# Minnesota's early harvest



## FACE (Mar 10, 2003)

How did everyone do in Minn?

I ended up with 8 for the weekend, :thumb: 5 Sat. 3 Sun. could have limited on Sun. but had to pack up early, (the wife made plans for me for 9:00 am :-? ), two more flocks flew over as I was pulling out of the field.

I have heard some bad harvest numbers in my area due to lack of birds. A friend of mine hunted in a prime spot and his group did not fire a shot all weekend! They didn't even get an opportunity, they say no birds at all.

From talking to other hunters I had run into Sun. night it sounds like I was the most successful in my area. I don't understand why the birds aren't around like they normally are! :huh: Have the rest of you Mn hunters doing any good?

Hope things change soon!!! FACE


----------



## gandergrinder (Mar 10, 2002)

Nice job Face sounds like you had a good weekend. I talked to my dad and they shot 1 goose all weekend and they said within five miles around them there were 20 spreads of decoys.


----------



## jbaincfl (Feb 5, 2003)

My dad and I got 10 for the weekend. Central MN between Alex and Brainerd. Not real goose country.


----------



## Dave K. (Aug 28, 2003)

Hunted between Lake Park and Hitterdahl, ended up with three saturday morning :x . It was a dissapointing opener. The birds that were feedin in the field the night before never came back. I'm not sure I like the new hunting on the water rule very much. A lot of people were chasin geese off the roosts before it was light yet. But that's hunting. Hopefully this weekend will bring great luck.


----------



## Ref (Jul 21, 2003)

Myself, my two sons and my 9 year old granddaughter (Britt didn't hunt but sat with dad in the blind the whole time) limited on Saturday morning. Only got two on Sunday morning. We had a great time introducing her to waterfowl hunting.


----------



## Matt Jones (Mar 6, 2002)

Dufresne, How'd you do?


----------



## Madison (Mar 1, 2002)

Our group managed to do pretty good for opening morning..

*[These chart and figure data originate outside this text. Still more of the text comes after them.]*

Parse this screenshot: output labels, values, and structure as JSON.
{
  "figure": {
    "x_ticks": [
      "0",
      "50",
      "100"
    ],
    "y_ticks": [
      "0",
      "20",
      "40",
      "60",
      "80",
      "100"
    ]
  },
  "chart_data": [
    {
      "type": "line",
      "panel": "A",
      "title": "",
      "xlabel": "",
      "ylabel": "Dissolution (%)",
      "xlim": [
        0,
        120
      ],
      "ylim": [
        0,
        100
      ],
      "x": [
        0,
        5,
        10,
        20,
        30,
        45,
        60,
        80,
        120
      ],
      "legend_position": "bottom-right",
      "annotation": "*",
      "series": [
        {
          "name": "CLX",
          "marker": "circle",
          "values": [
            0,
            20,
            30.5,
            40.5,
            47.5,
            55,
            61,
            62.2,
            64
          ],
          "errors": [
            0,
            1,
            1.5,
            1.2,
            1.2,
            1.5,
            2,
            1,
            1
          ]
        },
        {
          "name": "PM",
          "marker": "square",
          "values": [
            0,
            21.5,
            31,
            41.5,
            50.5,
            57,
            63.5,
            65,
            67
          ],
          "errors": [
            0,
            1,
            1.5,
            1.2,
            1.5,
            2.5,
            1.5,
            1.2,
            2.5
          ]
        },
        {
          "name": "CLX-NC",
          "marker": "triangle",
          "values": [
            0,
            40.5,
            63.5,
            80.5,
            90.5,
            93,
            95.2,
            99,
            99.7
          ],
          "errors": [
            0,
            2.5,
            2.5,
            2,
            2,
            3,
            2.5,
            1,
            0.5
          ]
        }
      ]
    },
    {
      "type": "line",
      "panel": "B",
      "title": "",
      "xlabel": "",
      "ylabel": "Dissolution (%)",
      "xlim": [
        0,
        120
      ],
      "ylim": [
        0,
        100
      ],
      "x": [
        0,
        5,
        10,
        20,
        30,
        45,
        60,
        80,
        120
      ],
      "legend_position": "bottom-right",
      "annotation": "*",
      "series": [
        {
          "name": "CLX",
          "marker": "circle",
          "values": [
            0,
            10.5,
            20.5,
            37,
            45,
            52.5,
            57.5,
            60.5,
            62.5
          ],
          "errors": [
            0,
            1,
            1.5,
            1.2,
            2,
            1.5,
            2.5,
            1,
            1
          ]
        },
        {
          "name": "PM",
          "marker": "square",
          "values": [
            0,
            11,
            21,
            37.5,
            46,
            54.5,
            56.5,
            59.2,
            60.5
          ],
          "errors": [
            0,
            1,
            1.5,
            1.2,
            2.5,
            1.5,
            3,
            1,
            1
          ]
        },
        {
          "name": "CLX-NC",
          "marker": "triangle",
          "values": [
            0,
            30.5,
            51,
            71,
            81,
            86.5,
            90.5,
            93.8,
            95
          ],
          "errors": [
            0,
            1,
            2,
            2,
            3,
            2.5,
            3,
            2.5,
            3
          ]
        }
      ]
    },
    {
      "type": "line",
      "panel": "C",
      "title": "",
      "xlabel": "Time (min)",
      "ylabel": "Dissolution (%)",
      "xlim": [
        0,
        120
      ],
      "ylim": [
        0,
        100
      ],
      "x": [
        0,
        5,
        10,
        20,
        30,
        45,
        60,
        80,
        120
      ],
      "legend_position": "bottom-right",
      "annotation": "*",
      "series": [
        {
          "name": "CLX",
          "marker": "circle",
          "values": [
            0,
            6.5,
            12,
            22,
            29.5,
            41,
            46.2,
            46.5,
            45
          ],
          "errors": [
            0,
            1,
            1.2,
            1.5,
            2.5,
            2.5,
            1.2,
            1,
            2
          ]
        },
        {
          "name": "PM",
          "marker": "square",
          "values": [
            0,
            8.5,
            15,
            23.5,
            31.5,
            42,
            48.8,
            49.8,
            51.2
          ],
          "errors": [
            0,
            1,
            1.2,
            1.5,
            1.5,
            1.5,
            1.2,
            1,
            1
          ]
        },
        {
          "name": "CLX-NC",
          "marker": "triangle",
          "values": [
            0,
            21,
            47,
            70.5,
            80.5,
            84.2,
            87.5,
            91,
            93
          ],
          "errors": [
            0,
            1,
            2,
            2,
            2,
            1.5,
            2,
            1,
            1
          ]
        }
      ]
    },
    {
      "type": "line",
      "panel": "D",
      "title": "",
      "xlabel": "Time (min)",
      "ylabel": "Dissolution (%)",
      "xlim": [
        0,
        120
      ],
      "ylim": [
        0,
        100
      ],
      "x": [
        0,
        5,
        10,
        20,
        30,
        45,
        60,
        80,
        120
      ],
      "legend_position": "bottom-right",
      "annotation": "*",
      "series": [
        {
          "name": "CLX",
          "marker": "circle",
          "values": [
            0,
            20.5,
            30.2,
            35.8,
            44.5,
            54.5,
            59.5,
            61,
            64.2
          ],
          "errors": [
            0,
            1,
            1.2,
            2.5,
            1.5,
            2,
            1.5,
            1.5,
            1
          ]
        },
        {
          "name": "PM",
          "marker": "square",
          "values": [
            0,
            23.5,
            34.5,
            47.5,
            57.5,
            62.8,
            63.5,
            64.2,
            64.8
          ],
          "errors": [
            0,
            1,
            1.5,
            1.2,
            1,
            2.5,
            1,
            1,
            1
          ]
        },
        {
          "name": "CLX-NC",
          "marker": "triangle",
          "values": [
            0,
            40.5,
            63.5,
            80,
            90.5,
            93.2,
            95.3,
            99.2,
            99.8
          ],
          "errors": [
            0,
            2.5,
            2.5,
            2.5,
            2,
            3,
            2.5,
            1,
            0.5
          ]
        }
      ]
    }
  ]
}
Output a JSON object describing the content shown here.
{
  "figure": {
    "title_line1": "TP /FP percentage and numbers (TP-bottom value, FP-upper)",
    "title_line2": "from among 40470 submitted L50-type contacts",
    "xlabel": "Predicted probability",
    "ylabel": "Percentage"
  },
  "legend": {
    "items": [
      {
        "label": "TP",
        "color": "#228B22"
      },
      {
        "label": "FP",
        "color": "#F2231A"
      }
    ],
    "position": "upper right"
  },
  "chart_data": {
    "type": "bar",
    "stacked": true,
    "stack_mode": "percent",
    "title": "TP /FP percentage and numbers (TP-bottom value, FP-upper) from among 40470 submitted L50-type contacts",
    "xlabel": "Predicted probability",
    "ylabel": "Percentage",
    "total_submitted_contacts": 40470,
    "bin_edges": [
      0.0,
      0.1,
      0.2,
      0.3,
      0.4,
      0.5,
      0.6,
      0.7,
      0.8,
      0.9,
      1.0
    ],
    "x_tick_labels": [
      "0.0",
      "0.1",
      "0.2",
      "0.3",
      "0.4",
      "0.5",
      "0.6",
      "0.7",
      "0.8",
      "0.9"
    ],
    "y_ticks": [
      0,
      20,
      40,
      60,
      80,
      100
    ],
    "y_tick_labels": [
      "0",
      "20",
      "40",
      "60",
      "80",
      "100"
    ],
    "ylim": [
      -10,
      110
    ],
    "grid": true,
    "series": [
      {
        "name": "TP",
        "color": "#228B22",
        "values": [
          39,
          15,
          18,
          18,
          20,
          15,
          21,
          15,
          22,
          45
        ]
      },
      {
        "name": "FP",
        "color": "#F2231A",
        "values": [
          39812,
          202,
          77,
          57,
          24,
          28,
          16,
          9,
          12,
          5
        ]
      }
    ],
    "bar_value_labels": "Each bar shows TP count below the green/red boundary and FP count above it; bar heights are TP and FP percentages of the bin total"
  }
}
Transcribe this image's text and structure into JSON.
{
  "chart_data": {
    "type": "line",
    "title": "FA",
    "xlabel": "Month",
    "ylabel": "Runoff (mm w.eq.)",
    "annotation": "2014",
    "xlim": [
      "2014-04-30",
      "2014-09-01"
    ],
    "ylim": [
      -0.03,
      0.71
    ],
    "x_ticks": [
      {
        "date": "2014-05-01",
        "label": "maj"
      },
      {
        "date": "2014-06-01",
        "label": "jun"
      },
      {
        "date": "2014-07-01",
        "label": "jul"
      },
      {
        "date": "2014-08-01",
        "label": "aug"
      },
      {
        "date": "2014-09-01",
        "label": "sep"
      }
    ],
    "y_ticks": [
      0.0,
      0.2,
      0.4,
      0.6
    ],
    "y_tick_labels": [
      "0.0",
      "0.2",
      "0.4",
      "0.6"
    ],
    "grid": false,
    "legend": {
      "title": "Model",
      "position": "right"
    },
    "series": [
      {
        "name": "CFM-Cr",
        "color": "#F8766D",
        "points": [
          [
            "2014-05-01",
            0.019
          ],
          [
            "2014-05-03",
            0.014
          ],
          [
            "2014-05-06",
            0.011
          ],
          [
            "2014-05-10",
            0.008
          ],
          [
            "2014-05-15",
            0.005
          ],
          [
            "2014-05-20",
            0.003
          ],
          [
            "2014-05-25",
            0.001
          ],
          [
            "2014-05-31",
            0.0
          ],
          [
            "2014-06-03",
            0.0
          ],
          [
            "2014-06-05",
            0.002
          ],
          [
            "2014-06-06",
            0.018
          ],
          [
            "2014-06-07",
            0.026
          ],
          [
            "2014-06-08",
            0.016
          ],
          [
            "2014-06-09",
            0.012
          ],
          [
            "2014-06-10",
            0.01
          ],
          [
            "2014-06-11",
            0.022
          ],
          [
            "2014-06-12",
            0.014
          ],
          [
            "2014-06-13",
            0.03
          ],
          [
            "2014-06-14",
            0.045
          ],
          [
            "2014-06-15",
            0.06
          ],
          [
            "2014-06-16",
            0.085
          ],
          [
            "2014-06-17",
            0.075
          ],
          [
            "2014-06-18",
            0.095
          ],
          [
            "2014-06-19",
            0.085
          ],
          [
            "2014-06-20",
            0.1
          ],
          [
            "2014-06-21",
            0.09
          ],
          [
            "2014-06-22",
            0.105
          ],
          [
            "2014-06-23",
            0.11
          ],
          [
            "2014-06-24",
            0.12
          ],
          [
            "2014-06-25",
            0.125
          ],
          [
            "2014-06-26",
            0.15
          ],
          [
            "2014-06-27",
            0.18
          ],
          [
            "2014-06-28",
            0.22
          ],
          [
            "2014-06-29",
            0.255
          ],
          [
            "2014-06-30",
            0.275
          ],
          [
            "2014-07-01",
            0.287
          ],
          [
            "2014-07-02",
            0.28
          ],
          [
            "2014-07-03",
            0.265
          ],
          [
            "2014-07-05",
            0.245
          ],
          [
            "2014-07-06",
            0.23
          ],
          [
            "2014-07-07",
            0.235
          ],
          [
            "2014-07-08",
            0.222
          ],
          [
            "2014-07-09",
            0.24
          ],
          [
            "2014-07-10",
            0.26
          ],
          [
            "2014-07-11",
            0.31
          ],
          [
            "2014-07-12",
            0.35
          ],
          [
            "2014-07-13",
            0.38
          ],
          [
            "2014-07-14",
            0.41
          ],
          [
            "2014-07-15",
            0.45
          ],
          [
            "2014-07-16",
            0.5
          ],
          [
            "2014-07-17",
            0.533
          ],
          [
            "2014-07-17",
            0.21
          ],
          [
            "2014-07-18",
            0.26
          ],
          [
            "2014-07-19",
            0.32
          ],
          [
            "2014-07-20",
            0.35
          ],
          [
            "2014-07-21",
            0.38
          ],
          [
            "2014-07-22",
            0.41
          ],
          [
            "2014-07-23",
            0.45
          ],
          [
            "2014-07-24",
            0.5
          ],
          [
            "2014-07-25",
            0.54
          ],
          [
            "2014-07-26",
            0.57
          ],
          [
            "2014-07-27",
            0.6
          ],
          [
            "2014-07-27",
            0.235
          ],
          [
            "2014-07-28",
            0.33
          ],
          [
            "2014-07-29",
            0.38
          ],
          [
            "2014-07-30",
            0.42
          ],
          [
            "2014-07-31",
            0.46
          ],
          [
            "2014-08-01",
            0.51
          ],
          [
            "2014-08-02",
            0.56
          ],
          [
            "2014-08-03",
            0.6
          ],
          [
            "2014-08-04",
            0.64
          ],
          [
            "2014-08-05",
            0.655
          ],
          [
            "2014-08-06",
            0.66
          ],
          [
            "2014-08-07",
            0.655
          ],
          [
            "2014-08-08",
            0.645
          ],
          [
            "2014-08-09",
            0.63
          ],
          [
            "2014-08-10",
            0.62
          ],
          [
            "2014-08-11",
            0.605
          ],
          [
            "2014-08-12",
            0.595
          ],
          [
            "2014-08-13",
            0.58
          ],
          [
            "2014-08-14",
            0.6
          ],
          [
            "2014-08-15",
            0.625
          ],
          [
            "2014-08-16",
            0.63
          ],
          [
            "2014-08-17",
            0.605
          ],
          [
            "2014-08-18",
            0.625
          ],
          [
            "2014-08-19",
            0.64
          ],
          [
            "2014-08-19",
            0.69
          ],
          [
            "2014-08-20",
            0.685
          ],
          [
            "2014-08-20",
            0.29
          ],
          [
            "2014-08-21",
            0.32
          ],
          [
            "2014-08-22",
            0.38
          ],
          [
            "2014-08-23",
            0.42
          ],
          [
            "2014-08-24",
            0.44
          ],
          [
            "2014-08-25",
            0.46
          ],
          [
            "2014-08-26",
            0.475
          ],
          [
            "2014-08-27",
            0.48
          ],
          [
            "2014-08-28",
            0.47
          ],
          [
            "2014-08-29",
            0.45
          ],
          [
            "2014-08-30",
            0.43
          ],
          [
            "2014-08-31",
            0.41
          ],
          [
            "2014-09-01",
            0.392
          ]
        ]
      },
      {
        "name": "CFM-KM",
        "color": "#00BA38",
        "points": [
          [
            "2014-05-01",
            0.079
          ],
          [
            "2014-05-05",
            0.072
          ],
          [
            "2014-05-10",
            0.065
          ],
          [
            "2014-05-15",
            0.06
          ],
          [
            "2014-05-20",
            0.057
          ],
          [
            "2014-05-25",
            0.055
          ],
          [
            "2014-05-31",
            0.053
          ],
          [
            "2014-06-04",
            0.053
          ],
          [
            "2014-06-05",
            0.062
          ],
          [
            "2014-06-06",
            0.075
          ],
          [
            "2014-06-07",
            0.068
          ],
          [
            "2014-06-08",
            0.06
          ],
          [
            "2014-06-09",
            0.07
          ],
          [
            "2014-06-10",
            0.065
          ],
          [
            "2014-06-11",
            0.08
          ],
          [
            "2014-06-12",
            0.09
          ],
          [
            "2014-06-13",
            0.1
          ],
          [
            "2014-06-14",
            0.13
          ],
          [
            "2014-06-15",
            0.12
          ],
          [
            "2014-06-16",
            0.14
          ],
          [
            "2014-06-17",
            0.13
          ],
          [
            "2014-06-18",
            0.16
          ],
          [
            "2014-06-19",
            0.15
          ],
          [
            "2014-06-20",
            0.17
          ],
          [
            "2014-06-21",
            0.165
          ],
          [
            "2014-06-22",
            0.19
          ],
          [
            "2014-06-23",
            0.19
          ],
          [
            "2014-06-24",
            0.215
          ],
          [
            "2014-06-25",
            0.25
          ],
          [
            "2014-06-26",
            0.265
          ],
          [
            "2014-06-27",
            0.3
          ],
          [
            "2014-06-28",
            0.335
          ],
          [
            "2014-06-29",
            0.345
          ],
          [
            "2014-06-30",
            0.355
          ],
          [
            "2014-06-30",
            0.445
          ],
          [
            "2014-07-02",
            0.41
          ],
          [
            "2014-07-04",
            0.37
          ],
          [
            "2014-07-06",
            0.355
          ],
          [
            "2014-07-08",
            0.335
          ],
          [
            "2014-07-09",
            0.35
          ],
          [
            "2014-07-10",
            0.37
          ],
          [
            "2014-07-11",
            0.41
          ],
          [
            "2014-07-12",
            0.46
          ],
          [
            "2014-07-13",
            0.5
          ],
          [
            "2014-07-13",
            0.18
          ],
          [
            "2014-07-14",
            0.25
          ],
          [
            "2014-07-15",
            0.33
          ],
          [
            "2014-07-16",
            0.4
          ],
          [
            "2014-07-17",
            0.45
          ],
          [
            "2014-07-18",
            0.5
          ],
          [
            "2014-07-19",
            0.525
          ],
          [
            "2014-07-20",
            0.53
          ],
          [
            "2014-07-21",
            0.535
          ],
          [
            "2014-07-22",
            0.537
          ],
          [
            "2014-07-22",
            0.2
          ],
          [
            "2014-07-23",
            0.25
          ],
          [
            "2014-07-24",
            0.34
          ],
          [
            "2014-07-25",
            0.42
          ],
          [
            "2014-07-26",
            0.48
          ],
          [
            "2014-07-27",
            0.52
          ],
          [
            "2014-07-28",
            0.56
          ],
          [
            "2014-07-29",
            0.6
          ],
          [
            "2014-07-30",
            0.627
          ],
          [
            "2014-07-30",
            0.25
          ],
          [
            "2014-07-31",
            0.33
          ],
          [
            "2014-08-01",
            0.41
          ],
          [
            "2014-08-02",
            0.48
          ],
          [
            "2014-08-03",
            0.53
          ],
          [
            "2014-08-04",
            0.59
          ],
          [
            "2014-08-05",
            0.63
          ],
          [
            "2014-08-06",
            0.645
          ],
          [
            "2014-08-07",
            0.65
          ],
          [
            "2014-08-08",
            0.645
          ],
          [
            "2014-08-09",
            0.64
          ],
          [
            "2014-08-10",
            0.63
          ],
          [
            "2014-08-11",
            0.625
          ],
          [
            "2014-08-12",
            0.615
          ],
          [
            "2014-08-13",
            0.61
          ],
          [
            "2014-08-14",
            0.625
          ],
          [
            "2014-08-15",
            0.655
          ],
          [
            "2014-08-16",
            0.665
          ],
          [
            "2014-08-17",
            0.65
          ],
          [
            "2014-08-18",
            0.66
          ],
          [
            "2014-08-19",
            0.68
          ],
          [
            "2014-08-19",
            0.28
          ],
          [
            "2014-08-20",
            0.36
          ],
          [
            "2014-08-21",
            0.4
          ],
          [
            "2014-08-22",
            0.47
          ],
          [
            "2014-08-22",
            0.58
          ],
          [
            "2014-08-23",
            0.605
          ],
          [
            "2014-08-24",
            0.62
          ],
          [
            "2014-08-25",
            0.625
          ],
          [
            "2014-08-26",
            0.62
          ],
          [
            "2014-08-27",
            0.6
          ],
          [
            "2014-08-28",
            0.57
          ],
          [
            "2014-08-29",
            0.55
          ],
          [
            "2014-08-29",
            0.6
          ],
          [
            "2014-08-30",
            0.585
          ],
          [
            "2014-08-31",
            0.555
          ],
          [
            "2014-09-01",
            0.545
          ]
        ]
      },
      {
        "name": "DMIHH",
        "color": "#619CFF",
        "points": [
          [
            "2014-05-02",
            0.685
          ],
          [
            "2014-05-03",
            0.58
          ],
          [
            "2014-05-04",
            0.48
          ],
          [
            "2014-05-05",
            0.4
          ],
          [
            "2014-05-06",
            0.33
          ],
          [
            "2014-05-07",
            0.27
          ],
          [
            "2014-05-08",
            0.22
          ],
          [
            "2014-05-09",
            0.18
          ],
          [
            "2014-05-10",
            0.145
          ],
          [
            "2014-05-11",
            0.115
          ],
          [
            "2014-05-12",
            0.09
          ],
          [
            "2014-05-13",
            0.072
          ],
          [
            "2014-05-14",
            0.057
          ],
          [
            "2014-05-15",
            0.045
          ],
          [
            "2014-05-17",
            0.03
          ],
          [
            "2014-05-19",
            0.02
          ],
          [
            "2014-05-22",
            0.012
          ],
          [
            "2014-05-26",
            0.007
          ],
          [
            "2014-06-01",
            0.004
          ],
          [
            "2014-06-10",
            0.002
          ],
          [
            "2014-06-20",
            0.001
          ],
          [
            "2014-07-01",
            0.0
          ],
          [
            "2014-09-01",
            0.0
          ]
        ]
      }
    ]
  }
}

5 guys, wacked 22 birds on saturday and 3 guys 9 birds on sunday...
We managed to get 2 bands on saturday. I called my band in and the lady said "it must be young bird" because they had no info on it yet..It was a little bird.

Keeeep it reeel

MD


----------



## Blake Hermel (Sep 10, 2002)

my brother shot four down in Kato...


----------



## FACE (Mar 10, 2003)

Just got back from a SECRET spot and I ended up showing up too late because there were over 100 geese already feeding at 6:00 pm so I watched them till dark and a few joined them so I will have to head out earlier on Friday after I leave work EARLY!!!!
I met this landowner earlier this year and he actually showed me this field because noone knows where it is 'cause you cannot see it from any road or driveway. I always though the geese were landing in the tall field corn out in the middle of nowhere, boy was I wrong! He was more than happy to give me written permission to hunt all of his land! I thanked him emensely! 
:sniper: So it is time to rack 'em up!!!!


----------



## MNhunter (Oct 20, 2002)

I have hunted everyday except weds. and still cant put a real hurt on em even with hardcores, its just too hot down here. Did scrap a Laurel Band on tues. though....Jones...heard you and Blake put a hurt on the bands!


----------



## FACE (Mar 10, 2003)

Another awesome night out!!!!!!!!!!!!

My buddy and I set up at 4:30 hoping to see birds by 5:30 but no dice! Too warm and sunny. Then at about 7:00 15 came in, shot badly, buddy got one then I laid in on the call and pulled them back for another crack, again shot badly, I got one. Then more groups came flying in and glid in to 25 yds and we picked off another four. After running out and picking them up we noticed another huge flock coming in so it was quickly back to the blind and call 'em in! they came in locked and it looked like they were going to land on us so we let them have it and I shot my last two and my buddy could only manage one. All together though we had to have had 200 plus birds come in! It was truely incredible! Let's see what we can do in the morning!


----------